Le Bleuet, évoque l’utilisation de l’eau florale pour calmer les yeux et est toujours très utilisé dans les lotions et cosmétiques oculaires et pour apaiser de nombreuses inflammations de la peau et des muqueuses. Il est également utilisé pour ses vertus diurétiques,

La Saponaire des vaches (Vaccaria hispanica (Miller) Rauschert) utilisée depuis longtemps par la médecine chinoise, est très étudiée pour ses propriétés thérapeutiques dues à la présence de saponines triterpénoïdes. (Efthimiadou et al. 2012).

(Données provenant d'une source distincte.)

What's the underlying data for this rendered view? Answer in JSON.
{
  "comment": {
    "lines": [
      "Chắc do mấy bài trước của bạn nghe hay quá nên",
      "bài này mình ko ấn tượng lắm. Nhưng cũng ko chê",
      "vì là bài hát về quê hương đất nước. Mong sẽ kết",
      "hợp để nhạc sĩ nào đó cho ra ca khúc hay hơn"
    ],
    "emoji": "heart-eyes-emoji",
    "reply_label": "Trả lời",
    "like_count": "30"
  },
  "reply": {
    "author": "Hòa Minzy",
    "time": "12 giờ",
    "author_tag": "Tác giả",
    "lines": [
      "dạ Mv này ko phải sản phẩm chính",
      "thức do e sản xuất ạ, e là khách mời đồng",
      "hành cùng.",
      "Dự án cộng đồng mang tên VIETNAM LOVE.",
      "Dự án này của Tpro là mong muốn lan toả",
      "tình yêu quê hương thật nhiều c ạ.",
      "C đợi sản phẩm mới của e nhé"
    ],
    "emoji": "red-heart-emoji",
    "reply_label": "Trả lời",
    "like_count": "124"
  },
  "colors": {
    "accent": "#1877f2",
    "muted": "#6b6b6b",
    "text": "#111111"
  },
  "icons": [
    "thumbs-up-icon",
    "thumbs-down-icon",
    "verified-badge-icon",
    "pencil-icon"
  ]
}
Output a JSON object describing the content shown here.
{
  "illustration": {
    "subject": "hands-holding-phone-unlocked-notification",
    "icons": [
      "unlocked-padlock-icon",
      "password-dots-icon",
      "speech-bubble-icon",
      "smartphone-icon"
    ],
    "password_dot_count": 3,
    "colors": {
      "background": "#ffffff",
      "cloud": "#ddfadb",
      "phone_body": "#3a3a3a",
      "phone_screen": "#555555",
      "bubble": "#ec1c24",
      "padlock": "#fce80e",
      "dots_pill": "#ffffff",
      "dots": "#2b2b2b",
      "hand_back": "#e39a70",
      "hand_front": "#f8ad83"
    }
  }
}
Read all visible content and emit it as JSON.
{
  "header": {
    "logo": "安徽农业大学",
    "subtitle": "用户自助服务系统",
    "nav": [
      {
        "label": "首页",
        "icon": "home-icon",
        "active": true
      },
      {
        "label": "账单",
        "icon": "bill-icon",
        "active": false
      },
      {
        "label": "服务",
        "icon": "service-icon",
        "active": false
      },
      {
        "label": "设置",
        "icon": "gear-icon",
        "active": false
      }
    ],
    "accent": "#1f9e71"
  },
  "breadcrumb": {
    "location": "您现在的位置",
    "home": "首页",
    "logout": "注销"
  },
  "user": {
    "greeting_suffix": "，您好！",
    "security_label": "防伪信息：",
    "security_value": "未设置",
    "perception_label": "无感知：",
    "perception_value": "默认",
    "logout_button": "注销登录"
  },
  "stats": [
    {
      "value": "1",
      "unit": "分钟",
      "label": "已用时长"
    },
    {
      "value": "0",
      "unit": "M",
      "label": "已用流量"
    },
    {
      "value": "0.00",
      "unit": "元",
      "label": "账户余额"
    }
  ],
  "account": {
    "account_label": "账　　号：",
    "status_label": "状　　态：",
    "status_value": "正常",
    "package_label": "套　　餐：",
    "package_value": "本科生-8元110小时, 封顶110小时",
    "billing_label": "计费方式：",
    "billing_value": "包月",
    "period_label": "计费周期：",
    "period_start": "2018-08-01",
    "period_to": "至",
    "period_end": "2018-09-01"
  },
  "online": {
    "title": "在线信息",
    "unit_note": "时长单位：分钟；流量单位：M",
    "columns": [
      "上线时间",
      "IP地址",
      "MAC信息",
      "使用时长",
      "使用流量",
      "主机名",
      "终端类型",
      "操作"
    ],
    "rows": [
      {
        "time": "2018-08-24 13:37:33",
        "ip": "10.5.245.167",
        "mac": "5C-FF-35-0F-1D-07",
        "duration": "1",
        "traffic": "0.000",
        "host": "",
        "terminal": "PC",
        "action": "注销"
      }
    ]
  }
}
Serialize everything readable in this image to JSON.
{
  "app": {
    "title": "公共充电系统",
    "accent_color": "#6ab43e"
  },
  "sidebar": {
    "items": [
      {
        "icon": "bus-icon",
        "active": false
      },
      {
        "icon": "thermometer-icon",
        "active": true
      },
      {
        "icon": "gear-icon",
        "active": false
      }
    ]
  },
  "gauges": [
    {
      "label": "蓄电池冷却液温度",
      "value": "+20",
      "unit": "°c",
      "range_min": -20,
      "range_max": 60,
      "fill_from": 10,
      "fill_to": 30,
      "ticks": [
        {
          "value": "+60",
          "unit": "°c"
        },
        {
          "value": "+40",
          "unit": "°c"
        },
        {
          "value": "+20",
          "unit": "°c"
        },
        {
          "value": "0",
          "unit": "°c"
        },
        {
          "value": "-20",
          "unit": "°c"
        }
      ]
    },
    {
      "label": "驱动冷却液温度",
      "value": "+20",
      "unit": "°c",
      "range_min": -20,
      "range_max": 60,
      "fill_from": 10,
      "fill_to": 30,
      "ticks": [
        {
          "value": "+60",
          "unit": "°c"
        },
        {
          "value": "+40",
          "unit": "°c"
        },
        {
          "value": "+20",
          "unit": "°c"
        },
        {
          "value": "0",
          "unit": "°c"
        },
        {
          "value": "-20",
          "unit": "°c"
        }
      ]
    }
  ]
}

Plusieurs études ont révélé un potentiel d’activité anti-cancéreux des extraits de graines (Shrestha et Baik2010), mais elle a aussi été cultivée et utilisée dans l’alimentation bovine pour favoriser la lactation des vaches,

Le Coquelicot (Papaver rhoeas L.), est employé dans certains sirops anti-tussifs ainsi qu’en teintures mères (extraits hydro-alcooliques obtenus par macération hydro-alcoolique des pétales fraiches) pour son action sur les troubles du sommeil de l'adulte et l'enfant et également pour son effet sédatif sur la nervosité,

Le Souci des champs (Calendula arvensis L) ainsi nommé au moyen-âge à partir du latin calendae, 1er jour du mois, à ne pas confondre avec le Souci officinal… est bien connu dans la thérapie traditionnelle marocaine et encore aujourd’hui plusieurs études ont démontré ses importantes propriétés antibactériennes et antimicrobiennes dues à sa teneur en résines mais aussi anti-inflammatoires et antidiabétiques.

 

-Dans l’alimentation :

Crédit photo : Perles de raisin au bleut et aux pistaches - Femme actuelle

Des études ont été menées sur la Saponaire des vaches (Vaccaria hispanica (Miller) Rauschert), dont les graines contiennent 60 à 65 % d’amidon et auraient des propriétés gélatinisantes et gélifiantes (Biliaderis et al., 1993),

Le Coquelicot (Papaver rhoeas L.), peut être employé pour réaliser des gelées, tisanes et sirops. Les graines sont en outre utilisées en pâtisserie, cependant que la jeune rosette s’emploie en salade ou dans des soupes d’herbes.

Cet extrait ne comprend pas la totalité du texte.